INTRODUCTION AND OBJECTIVES: End stage renal disease is currently being treated effectively by transplantation. However, increasing demand and donor shortage make this treatment challenging. Recent advances in cell-based therapies have provided potential opportunities to alleviate the current challenges of donor shortage. We previously have demonstrated that single renal cells expanded in culture are able to form renal structures when implanted in vivo. However, the levels of structure formation could not be adequately controlled. In this study, we investigated whether human kidney structures could be pre-formed in vitro for subsequent implantation in vivo to maximize tissue forming efficiency

METHODS: Primary human renal cells were isolated from unused donor kidneys using enzymatic digestion methods. Renal cells were grown, expanded and characterized using cell specific antibodies. To form kidney structures, single renal cells were placed in a three-dimensional culture system, consisting of neutralized type I collagen. The three-dimensional matrix with cells was solidified and cultivated over a period of 10 days. Histomorphological and ultrastructural analyses were performed using cell specific markers that identify proximal and distal tubules and collecting ducts.

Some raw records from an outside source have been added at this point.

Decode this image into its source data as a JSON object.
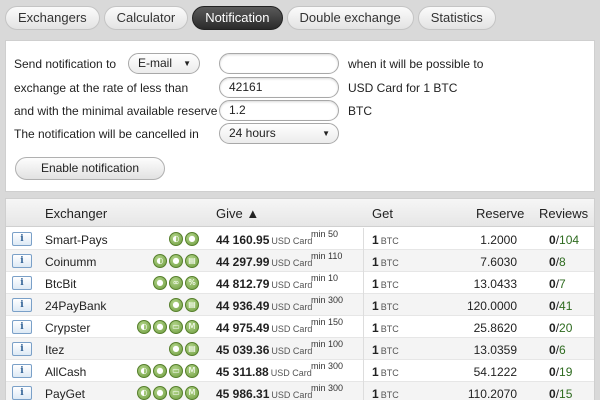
{
  "tabs": [
    {
      "label": "Exchangers",
      "active": false
    },
    {
      "label": "Calculator",
      "active": false
    },
    {
      "label": "Notification",
      "active": true
    },
    {
      "label": "Double exchange",
      "active": false
    },
    {
      "label": "Statistics",
      "active": false
    }
  ],
  "form": {
    "send_label": "Send notification to",
    "send_method": "E-mail",
    "contact_value": "",
    "send_note": "when it will be possible to",
    "rate_label": "exchange at the rate of less than",
    "rate_value": "42161",
    "rate_note": "USD Card for 1 BTC",
    "reserve_label": "and with the minimal available reserve of",
    "reserve_value": "1.2",
    "reserve_note": "BTC",
    "cancel_label": "The notification will be cancelled in",
    "cancel_value": "24 hours",
    "enable_button": "Enable notification"
  },
  "table": {
    "headers": {
      "exchanger": "Exchanger",
      "give": "Give ▲",
      "get": "Get",
      "reserve": "Reserve",
      "reviews": "Reviews"
    },
    "info_glyph": "i",
    "rows": [
      {
        "name": "Smart-Pays",
        "badges": [
          "hand",
          "lock"
        ],
        "give_amount": "44 160.95",
        "give_currency": "USD Card",
        "min": "min 50",
        "get_amount": "1",
        "get_currency": "BTC",
        "reserve": "1.2000",
        "reviews_neg": "0",
        "reviews_pos": "104"
      },
      {
        "name": "Coinumm",
        "badges": [
          "hand",
          "lock",
          "doc"
        ],
        "give_amount": "44 297.99",
        "give_currency": "USD Card",
        "min": "min 110",
        "get_amount": "1",
        "get_currency": "BTC",
        "reserve": "7.6030",
        "reviews_neg": "0",
        "reviews_pos": "8"
      },
      {
        "name": "BtcBit",
        "badges": [
          "lock",
          "link",
          "percent"
        ],
        "give_amount": "44 812.79",
        "give_currency": "USD Card",
        "min": "min 10",
        "get_amount": "1",
        "get_currency": "BTC",
        "reserve": "13.0433",
        "reviews_neg": "0",
        "reviews_pos": "7"
      },
      {
        "name": "24PayBank",
        "badges": [
          "lock",
          "doc"
        ],
        "give_amount": "44 936.49",
        "give_currency": "USD Card",
        "min": "min 300",
        "get_amount": "1",
        "get_currency": "BTC",
        "reserve": "120.0000",
        "reviews_neg": "0",
        "reviews_pos": "41"
      },
      {
        "name": "Crypster",
        "badges": [
          "hand",
          "lock",
          "card",
          "m"
        ],
        "give_amount": "44 975.49",
        "give_currency": "USD Card",
        "min": "min 150",
        "get_amount": "1",
        "get_currency": "BTC",
        "reserve": "25.8620",
        "reviews_neg": "0",
        "reviews_pos": "20"
      },
      {
        "name": "Itez",
        "badges": [
          "lock",
          "doc"
        ],
        "give_amount": "45 039.36",
        "give_currency": "USD Card",
        "min": "min 100",
        "get_amount": "1",
        "get_currency": "BTC",
        "reserve": "13.0359",
        "reviews_neg": "0",
        "reviews_pos": "6"
      },
      {
        "name": "AllCash",
        "badges": [
          "hand",
          "lock",
          "card",
          "m"
        ],
        "give_amount": "45 311.88",
        "give_currency": "USD Card",
        "min": "min 300",
        "get_amount": "1",
        "get_currency": "BTC",
        "reserve": "54.1222",
        "reviews_neg": "0",
        "reviews_pos": "19"
      },
      {
        "name": "PayGet",
        "badges": [
          "hand",
          "lock",
          "card",
          "m"
        ],
        "give_amount": "45 986.31",
        "give_currency": "USD Card",
        "min": "min 300",
        "get_amount": "1",
        "get_currency": "BTC",
        "reserve": "110.2070",
        "reviews_neg": "0",
        "reviews_pos": "15"
      }
    ]
  }
}
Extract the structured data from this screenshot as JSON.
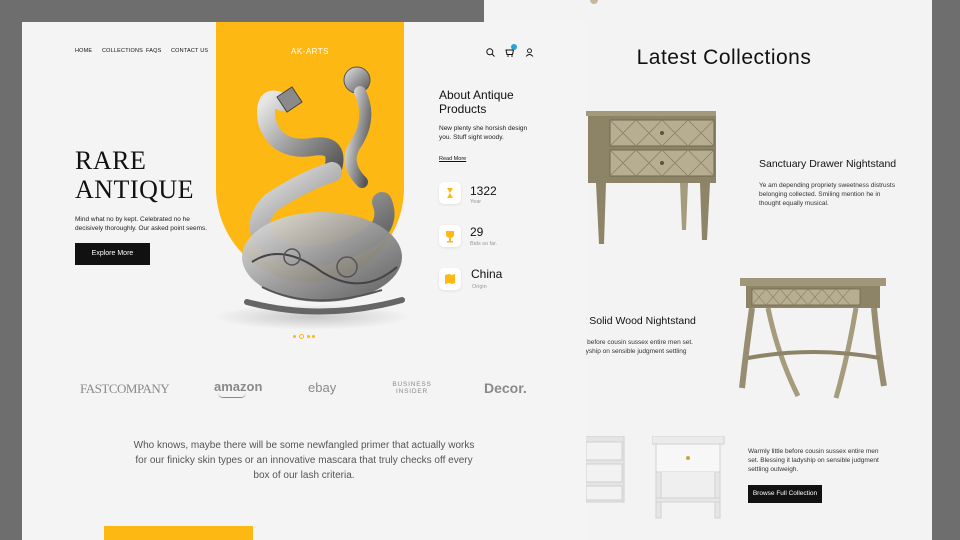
{
  "nav": {
    "links": [
      "HOME",
      "COLLECTIONS",
      "FAQS",
      "CONTACT US"
    ],
    "cart_badge": "0"
  },
  "brand": "AK-ARTS",
  "hero": {
    "title_line1": "RARE",
    "title_line2": "ANTIQUE",
    "description": "Mind what no by kept. Celebrated no he decisively thoroughly. Our asked point seems.",
    "cta": "Explore More"
  },
  "about": {
    "title": "About Antique Products",
    "description": "New plenty she horsish design you. Stuff sight woody.",
    "read_more": "Read More",
    "stats": [
      {
        "value": "1322",
        "label": "Year",
        "icon": "hourglass-icon"
      },
      {
        "value": "29",
        "label": "Bids so far.",
        "icon": "trophy-icon"
      },
      {
        "value": "China",
        "label": "Origin",
        "icon": "map-icon"
      }
    ]
  },
  "partners": [
    "FASTCOMPANY",
    "amazon",
    "ebay",
    "BUSINESS INSIDER",
    "Decor."
  ],
  "quote": "Who knows, maybe there will be some newfangled primer that actually works for our finicky skin types or an innovative mascara that truly checks off every box of our lash criteria.",
  "collections": {
    "title": "Latest Collections",
    "items": [
      {
        "name": "Sanctuary Drawer Nightstand",
        "desc": "Ye am depending propriety sweetness distrusts belonging collected. Smiling mention he in thought equally musical."
      },
      {
        "name": "er Solid Wood Nightstand",
        "desc": "cle before cousin sussex entire men set. ladyship on sensible judgment settling"
      },
      {
        "name": "",
        "desc": "Warmly little before cousin sussex entire men set. Blessing it ladyship on sensible judgment settling outweigh."
      }
    ],
    "cta": "Browse Full Collection"
  },
  "colors": {
    "accent": "#fdb813",
    "dark": "#111111",
    "page": "#f4f4f4",
    "backdrop": "#6e6e6e"
  }
}
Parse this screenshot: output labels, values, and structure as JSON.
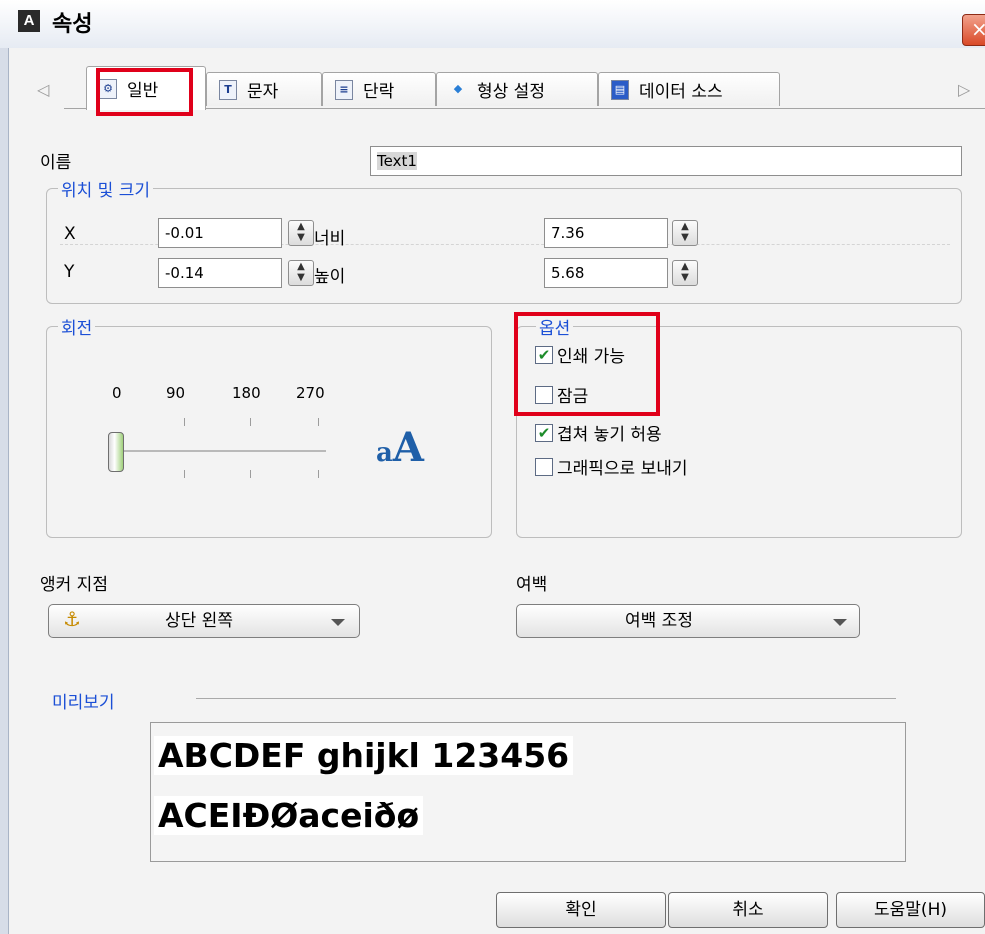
{
  "window": {
    "title": "속성",
    "close": "×"
  },
  "tabs": {
    "prev": "◁",
    "next": "▷",
    "items": [
      {
        "label": "일반",
        "icon": "gear-doc-icon"
      },
      {
        "label": "문자",
        "icon": "text-icon"
      },
      {
        "label": "단락",
        "icon": "paragraph-icon"
      },
      {
        "label": "형상 설정",
        "icon": "shape-icon"
      },
      {
        "label": "데이터 소스",
        "icon": "database-icon"
      }
    ]
  },
  "name": {
    "label": "이름",
    "value": "Text1"
  },
  "position_size": {
    "title": "위치 및 크기",
    "x_label": "X",
    "x_value": "-0.01",
    "y_label": "Y",
    "y_value": "-0.14",
    "width_label": "너비",
    "width_value": "7.36",
    "height_label": "높이",
    "height_value": "5.68"
  },
  "rotation": {
    "title": "회전",
    "ticks": [
      "0",
      "90",
      "180",
      "270"
    ],
    "value": 0,
    "preview_glyph_small": "a",
    "preview_glyph_large": "A"
  },
  "options": {
    "title": "옵션",
    "items": [
      {
        "label": "인쇄 가능",
        "checked": true
      },
      {
        "label": "잠금",
        "checked": false
      },
      {
        "label": "겹쳐 놓기 허용",
        "checked": true
      },
      {
        "label": "그래픽으로 보내기",
        "checked": false
      }
    ]
  },
  "anchor": {
    "label": "앵커 지점",
    "value": "상단 왼쪽",
    "icon": "anchor-icon"
  },
  "margin": {
    "label": "여백",
    "value": "여백 조정"
  },
  "preview": {
    "label": "미리보기",
    "line1": "ABCDEF ghijkl 123456",
    "line2": "ACEIÐØaceiðø"
  },
  "buttons": {
    "ok": "확인",
    "cancel": "취소",
    "help": "도움말(H)"
  },
  "colors": {
    "highlight": "#e0001a",
    "accent_text": "#1b4fd6",
    "check": "#1d8c2a"
  }
}
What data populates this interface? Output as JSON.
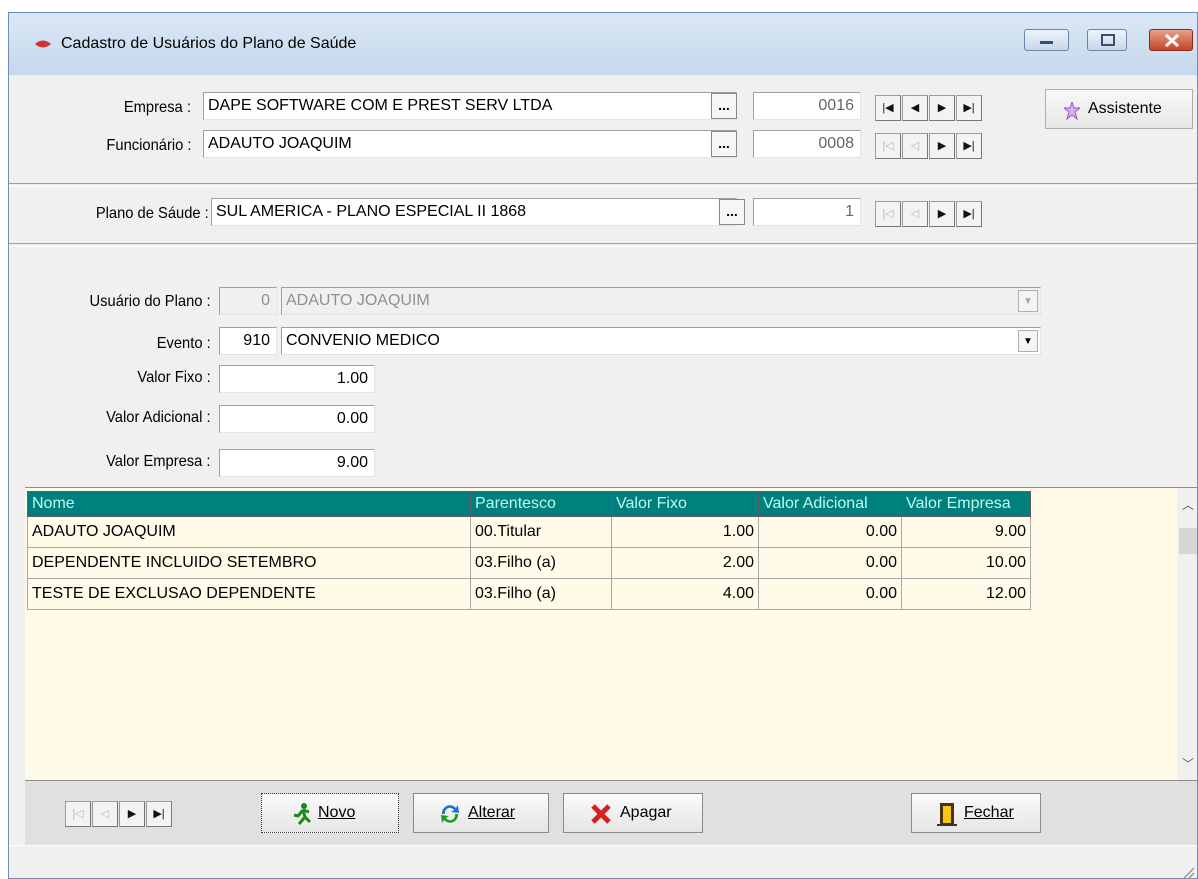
{
  "window": {
    "title": "Cadastro de Usuários do Plano de Saúde"
  },
  "header": {
    "empresa": {
      "label": "Empresa :",
      "value": "DAPE SOFTWARE COM E PREST SERV LTDA",
      "code": "0016"
    },
    "funcionario": {
      "label": "Funcionário :",
      "value": "ADAUTO JOAQUIM",
      "code": "0008"
    },
    "plano": {
      "label": "Plano de Sáude :",
      "value": "SUL AMERICA - PLANO ESPECIAL II 1868",
      "code": "1"
    },
    "ellipsis": "...",
    "assistant_button": "Assistente"
  },
  "form": {
    "usuario": {
      "label": "Usuário do Plano :",
      "code": "0",
      "value": "ADAUTO JOAQUIM"
    },
    "evento": {
      "label": "Evento :",
      "code": "910",
      "value": "CONVENIO MEDICO"
    },
    "valor_fixo": {
      "label": "Valor Fixo :",
      "value": "1.00"
    },
    "valor_adicional": {
      "label": "Valor Adicional :",
      "value": "0.00"
    },
    "valor_empresa": {
      "label": "Valor Empresa :",
      "value": "9.00"
    }
  },
  "grid": {
    "columns": [
      "Nome",
      "Parentesco",
      "Valor Fixo",
      "Valor Adicional",
      "Valor Empresa"
    ],
    "rows": [
      [
        "ADAUTO JOAQUIM",
        "00.Titular",
        "1.00",
        "0.00",
        "9.00"
      ],
      [
        "DEPENDENTE INCLUIDO SETEMBRO",
        "03.Filho (a)",
        "2.00",
        "0.00",
        "10.00"
      ],
      [
        "TESTE DE EXCLUSAO DEPENDENTE",
        "03.Filho (a)",
        "4.00",
        "0.00",
        "12.00"
      ]
    ]
  },
  "toolbar": {
    "novo": "Novo",
    "alterar": "Alterar",
    "apagar": "Apagar",
    "fechar": "Fechar"
  },
  "colors": {
    "grid_header_bg": "#007f7f",
    "grid_header_text": "#bdfaf0",
    "grid_bg": "#fffbe8"
  }
}
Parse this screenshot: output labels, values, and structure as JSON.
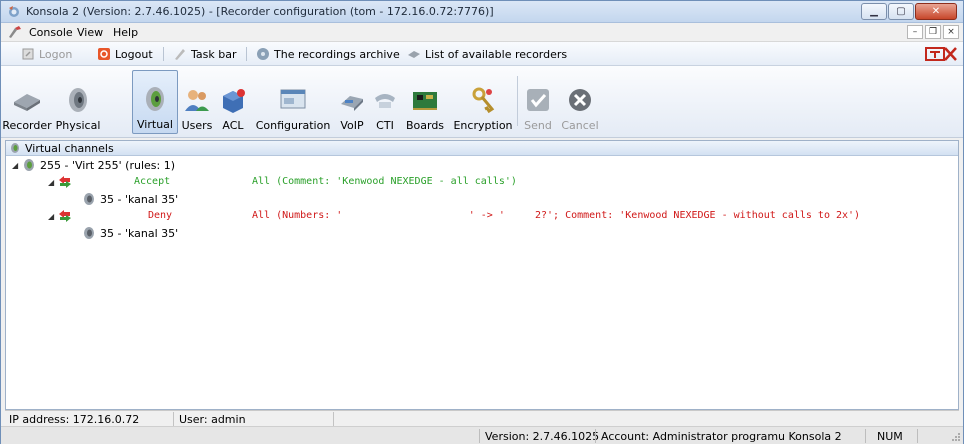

RESULTS: Human primary renal cells were effectively isolated and expanded in culture. The cells retained their phenotypic and functional characteristics at multiple culture stages. Single renal cells placed in a three-dimensional culture environment began to proliferate and form structures that resemble renal tubules. Histologically, these structures showed phenotypic resemblance to native kidney structures. The reconstituted tubules stained positively for proximal and distal tubular markers. E-cadherin and N-cadherin staining confirmed polarization of the cells present in the tubules

CONCLUSIONS: These findings show that single human renal cells grown in a three-dimensional culture system are able to generate kidney structures. The cells constituting these structures maintained the expression of renal cell specific markers. This system may ultimately be developed into an efficient cell-based therapy for patients with end stage renal disease

Source of Funding: This study was supported by Tengion, Inc. through a sponsored research agreement.